Labour showed marginally more spine on Wednesday night on an amendment to protect the rights of EU nationals in the UK, including their right to stay in the country no matter what. In a bid to stave off the rebellion, home secretary Amber Rudd sent out a letter to peers before the vote.

"We owe it to those many European citizens who have contributed so much to this country to resolve this issue as soon as possible and give them the security they need to continue to contribute to this country," she wrote. In which case you might wonder why she doesn't just go ahead and do that.

Nigel Lawson voted against the amendment because he didn't want to "stir up fear" in EU residents. After all, he said, there was "no question" of their expulsion. In which case: why not guarantee their rights? Lawson was arguing against guaranteeing a status by saying that the status would not be removed. It was logical madness.

The only person prepared to speak truly and honestly on that side of the debate was Norman Tebbit. "Somehow or the other we seem to be thinking of nothing but the rights of foreigners," he said. It was refreshing in its way. Here was this relic of another way of doing things, someone who still insisted on saying what he actually thought, no matter how venal and appalling it was. Many were appalled, but it had the virtue of honesty, which is not something Rudd or Lawson could lay claim to.

Corbyn, Rudd and Lawson are mere bit parts in the story of double-think, however. They were nowhere near the heights of the art demonstrated by Theresa May on Friday morning.

At the Scottish Conservatives' spring conference she gave one of the most eloquent, well-reasoned, comprehensive, clear-sighted and passionate defences of cooperation between nations we'd heard for some time. It was, of course, dedicated to the preservation of the British Union against a second Scottish independence referendum. But the manner in which her rhetoric negated her own policies on Brexit was uncanny. In fact, it was such a blow-by-blow intellectual rejection of her entire purpose in government that there were points where it honestly seemed it might be some sort of coded cry for help – a desperate message to the country at large, shouted above the heads of her Brexit captors. Maybe Theresa was still a Remainer, held hostage in Downing Street by shadowy eurosceptic forces, and this was her only way of getting the message out. It must be true. Any other explanation would mean her hypocrisy was almost biblical in scale.

"The SNP propose Scottish independence, which would wrench Scotland out of its biggest market.

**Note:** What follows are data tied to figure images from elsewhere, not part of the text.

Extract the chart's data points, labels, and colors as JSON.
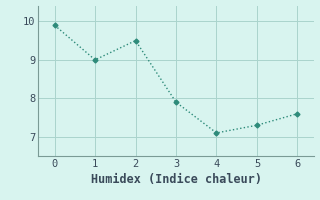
{
  "x": [
    0,
    1,
    2,
    3,
    4,
    5,
    6
  ],
  "y": [
    9.9,
    9.0,
    9.5,
    7.9,
    7.1,
    7.3,
    7.6
  ],
  "line_color": "#2e8b7a",
  "marker": "D",
  "marker_size": 2.5,
  "xlabel": "Humidex (Indice chaleur)",
  "xlim": [
    -0.4,
    6.4
  ],
  "ylim": [
    6.5,
    10.4
  ],
  "yticks": [
    7,
    8,
    9,
    10
  ],
  "xticks": [
    0,
    1,
    2,
    3,
    4,
    5,
    6
  ],
  "bg_color": "#d8f4ef",
  "grid_color": "#aad4cc",
  "axis_color": "#7a9a95",
  "font_color": "#3a4a5a",
  "xlabel_fontsize": 8.5,
  "tick_fontsize": 7.5,
  "line_width": 1.0,
  "line_style": ":"
}
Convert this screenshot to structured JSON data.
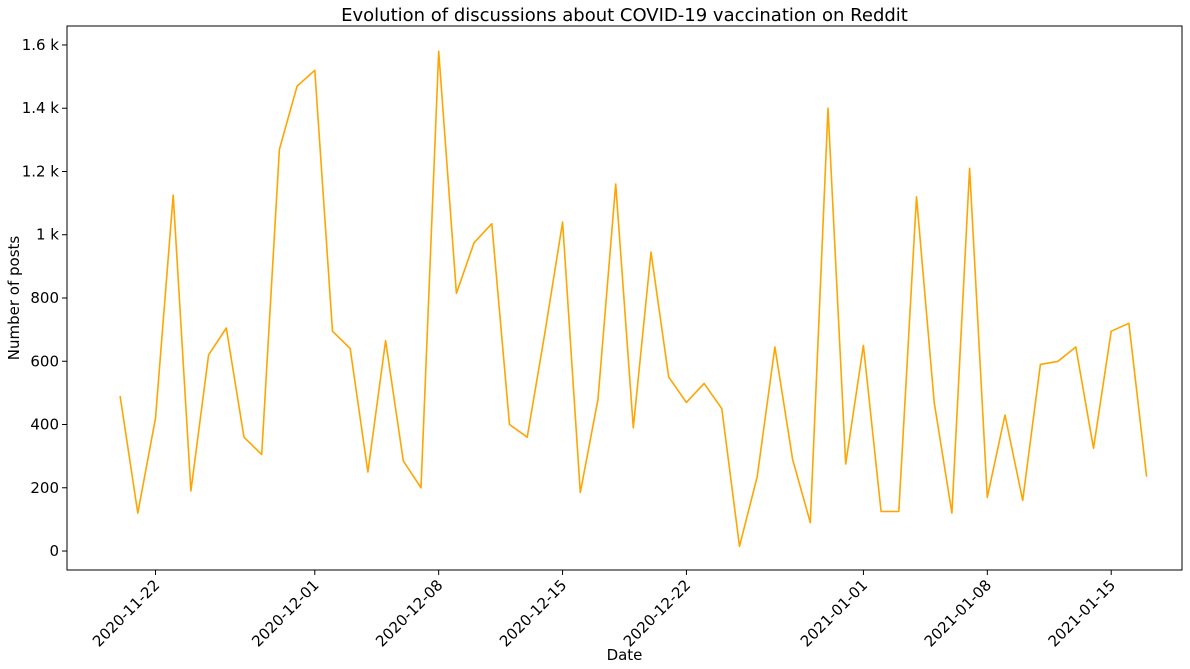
{
  "chart_data": {
    "type": "line",
    "title": "Evolution of discussions about COVID-19 vaccination on Reddit",
    "xlabel": "Date",
    "ylabel": "Number of posts",
    "color": "#ffa500",
    "grid": false,
    "legend": "none",
    "xlim": [
      "2020-11-17",
      "2021-01-19"
    ],
    "ylim": [
      -60,
      1660
    ],
    "x_ticks": [
      "2020-11-22",
      "2020-12-01",
      "2020-12-08",
      "2020-12-15",
      "2020-12-22",
      "2021-01-01",
      "2021-01-08",
      "2021-01-15"
    ],
    "y_ticks": [
      0,
      200,
      400,
      600,
      800,
      1000,
      1200,
      1400,
      1600
    ],
    "y_tick_labels": [
      "0",
      "200",
      "400",
      "600",
      "800",
      "1 k",
      "1.2 k",
      "1.4 k",
      "1.6 k"
    ],
    "series": [
      {
        "x": [
          "2020-11-20",
          "2020-11-21",
          "2020-11-22",
          "2020-11-23",
          "2020-11-24",
          "2020-11-25",
          "2020-11-26",
          "2020-11-27",
          "2020-11-28",
          "2020-11-29",
          "2020-11-30",
          "2020-12-01",
          "2020-12-02",
          "2020-12-03",
          "2020-12-04",
          "2020-12-05",
          "2020-12-06",
          "2020-12-07",
          "2020-12-08",
          "2020-12-09",
          "2020-12-10",
          "2020-12-11",
          "2020-12-12",
          "2020-12-13",
          "2020-12-14",
          "2020-12-15",
          "2020-12-16",
          "2020-12-17",
          "2020-12-18",
          "2020-12-19",
          "2020-12-20",
          "2020-12-21",
          "2020-12-22",
          "2020-12-23",
          "2020-12-24",
          "2020-12-25",
          "2020-12-26",
          "2020-12-27",
          "2020-12-28",
          "2020-12-29",
          "2020-12-30",
          "2020-12-31",
          "2021-01-01",
          "2021-01-02",
          "2021-01-03",
          "2021-01-04",
          "2021-01-05",
          "2021-01-06",
          "2021-01-07",
          "2021-01-08",
          "2021-01-09",
          "2021-01-10",
          "2021-01-11",
          "2021-01-12",
          "2021-01-13",
          "2021-01-14",
          "2021-01-15",
          "2021-01-16",
          "2021-01-17"
        ],
        "y": [
          490,
          120,
          420,
          1125,
          190,
          620,
          705,
          360,
          305,
          1270,
          1470,
          1520,
          695,
          640,
          250,
          665,
          285,
          200,
          1580,
          815,
          975,
          1035,
          400,
          360,
          690,
          1040,
          185,
          480,
          1160,
          390,
          945,
          550,
          470,
          530,
          450,
          15,
          235,
          645,
          290,
          90,
          1400,
          275,
          650,
          125,
          125,
          1120,
          470,
          120,
          1210,
          170,
          430,
          160,
          590,
          600,
          645,
          325,
          695,
          720,
          235
        ]
      }
    ]
  }
}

They think independence is the answer to every question in every circumstance, regardless of fact and reality. It simply does not add up and we should never stop saying so…. Time and again the benefits of the Union – of doing together, collectively, what would be impossible to do apart – are clear. There is no economic case for breaking up the United Kingdom, or of loosening the ties which bind us together. The pooling and sharing of risks and resources on the basis of need across our United Kingdom is the essence of our unity as a people. All of the practical benefits which flow from our Union, and which are hallmarks of it, depend on that deep and essential community of interest which we all share. It has been shaped by geography and refined by history."

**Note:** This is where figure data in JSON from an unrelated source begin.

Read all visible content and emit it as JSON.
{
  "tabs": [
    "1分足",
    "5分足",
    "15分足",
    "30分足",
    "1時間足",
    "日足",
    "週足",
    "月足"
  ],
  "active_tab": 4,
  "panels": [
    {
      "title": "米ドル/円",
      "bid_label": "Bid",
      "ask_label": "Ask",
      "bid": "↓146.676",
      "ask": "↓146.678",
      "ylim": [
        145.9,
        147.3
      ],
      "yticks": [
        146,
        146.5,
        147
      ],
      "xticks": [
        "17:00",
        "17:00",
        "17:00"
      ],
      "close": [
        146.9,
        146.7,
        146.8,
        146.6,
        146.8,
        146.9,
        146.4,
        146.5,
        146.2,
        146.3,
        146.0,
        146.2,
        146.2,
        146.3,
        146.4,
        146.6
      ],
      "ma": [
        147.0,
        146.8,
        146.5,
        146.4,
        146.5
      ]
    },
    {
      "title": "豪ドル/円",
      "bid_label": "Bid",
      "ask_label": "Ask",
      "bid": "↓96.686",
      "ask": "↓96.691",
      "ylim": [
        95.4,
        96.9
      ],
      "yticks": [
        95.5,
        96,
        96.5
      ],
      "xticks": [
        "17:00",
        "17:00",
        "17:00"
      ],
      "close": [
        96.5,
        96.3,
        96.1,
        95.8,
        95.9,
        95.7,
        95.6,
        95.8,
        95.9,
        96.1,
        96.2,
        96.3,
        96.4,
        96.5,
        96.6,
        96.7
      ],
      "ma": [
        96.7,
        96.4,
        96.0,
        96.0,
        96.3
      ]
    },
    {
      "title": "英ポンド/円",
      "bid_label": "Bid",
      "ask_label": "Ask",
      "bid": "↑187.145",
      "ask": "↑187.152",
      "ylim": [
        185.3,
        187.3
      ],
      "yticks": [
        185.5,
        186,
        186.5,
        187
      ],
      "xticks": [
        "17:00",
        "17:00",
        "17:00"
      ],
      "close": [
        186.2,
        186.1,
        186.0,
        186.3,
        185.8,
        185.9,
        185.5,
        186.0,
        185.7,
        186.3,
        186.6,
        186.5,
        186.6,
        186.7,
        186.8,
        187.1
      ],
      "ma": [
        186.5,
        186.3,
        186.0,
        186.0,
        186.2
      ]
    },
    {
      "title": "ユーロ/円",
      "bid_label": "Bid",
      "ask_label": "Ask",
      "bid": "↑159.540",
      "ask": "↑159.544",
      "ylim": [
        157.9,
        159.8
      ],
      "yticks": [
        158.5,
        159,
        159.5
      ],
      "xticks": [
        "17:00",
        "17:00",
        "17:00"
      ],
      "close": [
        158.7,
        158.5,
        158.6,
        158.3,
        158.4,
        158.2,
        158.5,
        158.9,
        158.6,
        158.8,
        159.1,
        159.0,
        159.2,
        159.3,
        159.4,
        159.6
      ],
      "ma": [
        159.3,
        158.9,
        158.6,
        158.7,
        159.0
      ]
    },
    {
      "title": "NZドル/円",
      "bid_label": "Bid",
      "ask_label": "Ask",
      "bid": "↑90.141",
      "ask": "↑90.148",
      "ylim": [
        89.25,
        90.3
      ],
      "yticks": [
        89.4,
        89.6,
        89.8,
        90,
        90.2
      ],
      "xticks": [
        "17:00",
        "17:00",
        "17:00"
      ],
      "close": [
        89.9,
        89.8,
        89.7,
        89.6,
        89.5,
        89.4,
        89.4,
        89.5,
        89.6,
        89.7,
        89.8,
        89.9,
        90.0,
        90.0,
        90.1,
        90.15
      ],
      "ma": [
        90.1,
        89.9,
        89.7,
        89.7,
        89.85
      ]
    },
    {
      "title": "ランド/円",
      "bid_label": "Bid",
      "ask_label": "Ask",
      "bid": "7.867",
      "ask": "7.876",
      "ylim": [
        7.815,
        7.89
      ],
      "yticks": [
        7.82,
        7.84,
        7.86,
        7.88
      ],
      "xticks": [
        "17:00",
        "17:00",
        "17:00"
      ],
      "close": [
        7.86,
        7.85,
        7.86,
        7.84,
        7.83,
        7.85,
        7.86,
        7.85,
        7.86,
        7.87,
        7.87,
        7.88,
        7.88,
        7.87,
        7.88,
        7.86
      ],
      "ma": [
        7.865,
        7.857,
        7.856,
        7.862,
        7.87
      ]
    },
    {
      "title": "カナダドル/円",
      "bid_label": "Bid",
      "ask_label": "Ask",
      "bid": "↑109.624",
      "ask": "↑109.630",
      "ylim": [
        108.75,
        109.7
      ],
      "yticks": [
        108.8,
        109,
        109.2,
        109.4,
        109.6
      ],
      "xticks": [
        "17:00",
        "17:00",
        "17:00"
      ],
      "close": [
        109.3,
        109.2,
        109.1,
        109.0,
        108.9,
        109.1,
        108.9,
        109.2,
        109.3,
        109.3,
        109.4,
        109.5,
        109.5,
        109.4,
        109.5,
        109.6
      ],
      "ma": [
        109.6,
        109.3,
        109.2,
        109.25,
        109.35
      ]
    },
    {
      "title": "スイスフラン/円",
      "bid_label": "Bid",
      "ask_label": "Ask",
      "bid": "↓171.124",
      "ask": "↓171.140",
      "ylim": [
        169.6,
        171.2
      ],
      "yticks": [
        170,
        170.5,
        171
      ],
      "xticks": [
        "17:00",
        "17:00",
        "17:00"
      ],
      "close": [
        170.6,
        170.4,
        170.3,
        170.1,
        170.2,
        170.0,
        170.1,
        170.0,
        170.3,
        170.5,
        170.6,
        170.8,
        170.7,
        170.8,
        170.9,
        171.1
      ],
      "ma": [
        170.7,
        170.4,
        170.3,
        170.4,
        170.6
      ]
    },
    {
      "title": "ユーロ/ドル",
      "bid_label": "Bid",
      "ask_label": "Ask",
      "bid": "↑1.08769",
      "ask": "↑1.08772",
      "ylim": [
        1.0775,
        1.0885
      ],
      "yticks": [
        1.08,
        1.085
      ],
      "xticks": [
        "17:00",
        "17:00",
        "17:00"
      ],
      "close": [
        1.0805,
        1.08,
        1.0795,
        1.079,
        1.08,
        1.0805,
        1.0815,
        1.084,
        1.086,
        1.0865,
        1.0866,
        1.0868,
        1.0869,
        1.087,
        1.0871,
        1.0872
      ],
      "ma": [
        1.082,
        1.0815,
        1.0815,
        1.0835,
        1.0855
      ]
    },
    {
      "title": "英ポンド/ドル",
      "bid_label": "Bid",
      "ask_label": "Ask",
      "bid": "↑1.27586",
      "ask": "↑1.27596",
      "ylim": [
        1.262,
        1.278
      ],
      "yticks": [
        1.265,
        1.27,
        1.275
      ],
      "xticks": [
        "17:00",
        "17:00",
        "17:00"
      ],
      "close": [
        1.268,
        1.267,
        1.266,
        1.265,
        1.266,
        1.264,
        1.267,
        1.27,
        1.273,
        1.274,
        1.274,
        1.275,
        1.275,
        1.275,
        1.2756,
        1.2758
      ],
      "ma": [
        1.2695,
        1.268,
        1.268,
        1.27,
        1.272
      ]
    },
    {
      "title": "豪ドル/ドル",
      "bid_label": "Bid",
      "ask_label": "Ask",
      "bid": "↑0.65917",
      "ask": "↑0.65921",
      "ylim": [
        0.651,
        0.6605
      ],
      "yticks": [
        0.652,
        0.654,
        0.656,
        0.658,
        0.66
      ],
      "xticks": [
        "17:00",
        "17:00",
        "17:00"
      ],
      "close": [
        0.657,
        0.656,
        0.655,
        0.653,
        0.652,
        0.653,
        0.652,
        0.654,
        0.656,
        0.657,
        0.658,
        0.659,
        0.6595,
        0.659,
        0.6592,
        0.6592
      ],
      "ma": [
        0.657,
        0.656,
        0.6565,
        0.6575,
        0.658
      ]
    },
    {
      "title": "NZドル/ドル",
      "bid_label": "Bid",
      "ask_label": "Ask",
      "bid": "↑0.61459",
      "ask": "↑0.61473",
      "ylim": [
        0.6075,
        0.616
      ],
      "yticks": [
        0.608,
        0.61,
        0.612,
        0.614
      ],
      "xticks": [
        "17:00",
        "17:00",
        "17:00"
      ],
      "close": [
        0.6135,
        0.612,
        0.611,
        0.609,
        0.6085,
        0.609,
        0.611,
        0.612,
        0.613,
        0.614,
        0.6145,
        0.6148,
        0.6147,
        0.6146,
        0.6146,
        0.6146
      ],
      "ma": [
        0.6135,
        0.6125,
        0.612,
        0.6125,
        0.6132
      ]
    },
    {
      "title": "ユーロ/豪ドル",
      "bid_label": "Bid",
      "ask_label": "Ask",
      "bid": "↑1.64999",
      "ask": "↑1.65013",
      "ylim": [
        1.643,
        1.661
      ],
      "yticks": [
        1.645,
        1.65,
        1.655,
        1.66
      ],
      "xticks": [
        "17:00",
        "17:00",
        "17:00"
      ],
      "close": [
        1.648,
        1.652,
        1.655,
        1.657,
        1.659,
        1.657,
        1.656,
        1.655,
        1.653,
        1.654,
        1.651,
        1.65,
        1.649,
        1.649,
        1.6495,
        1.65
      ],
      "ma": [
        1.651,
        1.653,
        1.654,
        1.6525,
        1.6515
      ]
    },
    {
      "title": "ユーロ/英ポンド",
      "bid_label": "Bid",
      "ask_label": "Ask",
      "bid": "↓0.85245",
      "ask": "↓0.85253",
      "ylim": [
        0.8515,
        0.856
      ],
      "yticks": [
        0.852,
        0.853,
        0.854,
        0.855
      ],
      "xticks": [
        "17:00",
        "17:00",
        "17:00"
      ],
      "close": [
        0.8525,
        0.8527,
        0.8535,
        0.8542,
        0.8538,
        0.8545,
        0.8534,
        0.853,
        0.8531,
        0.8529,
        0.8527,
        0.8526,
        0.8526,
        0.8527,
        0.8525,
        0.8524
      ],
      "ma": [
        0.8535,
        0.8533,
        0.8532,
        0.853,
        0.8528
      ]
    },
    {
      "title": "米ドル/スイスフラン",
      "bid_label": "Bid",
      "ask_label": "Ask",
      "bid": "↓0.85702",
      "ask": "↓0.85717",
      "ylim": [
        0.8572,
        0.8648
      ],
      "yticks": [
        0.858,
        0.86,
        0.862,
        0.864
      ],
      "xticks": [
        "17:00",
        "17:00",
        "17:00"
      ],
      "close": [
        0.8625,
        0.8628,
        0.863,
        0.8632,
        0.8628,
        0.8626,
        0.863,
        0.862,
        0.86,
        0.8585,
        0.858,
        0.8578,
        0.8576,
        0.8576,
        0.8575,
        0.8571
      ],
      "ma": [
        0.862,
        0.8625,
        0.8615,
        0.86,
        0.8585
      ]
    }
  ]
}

On and on it went. Line after line of very well written and well argued material which ran completely counter to everything she has done in government.

"Doublethink means the power of holding two contradictory beliefs in one's mind simultaneously, and accepting both of them," Orwell wrote in his novel 1984. The Labour and Conservative leaderships had better hope that people have that power, or else they'll look like fools.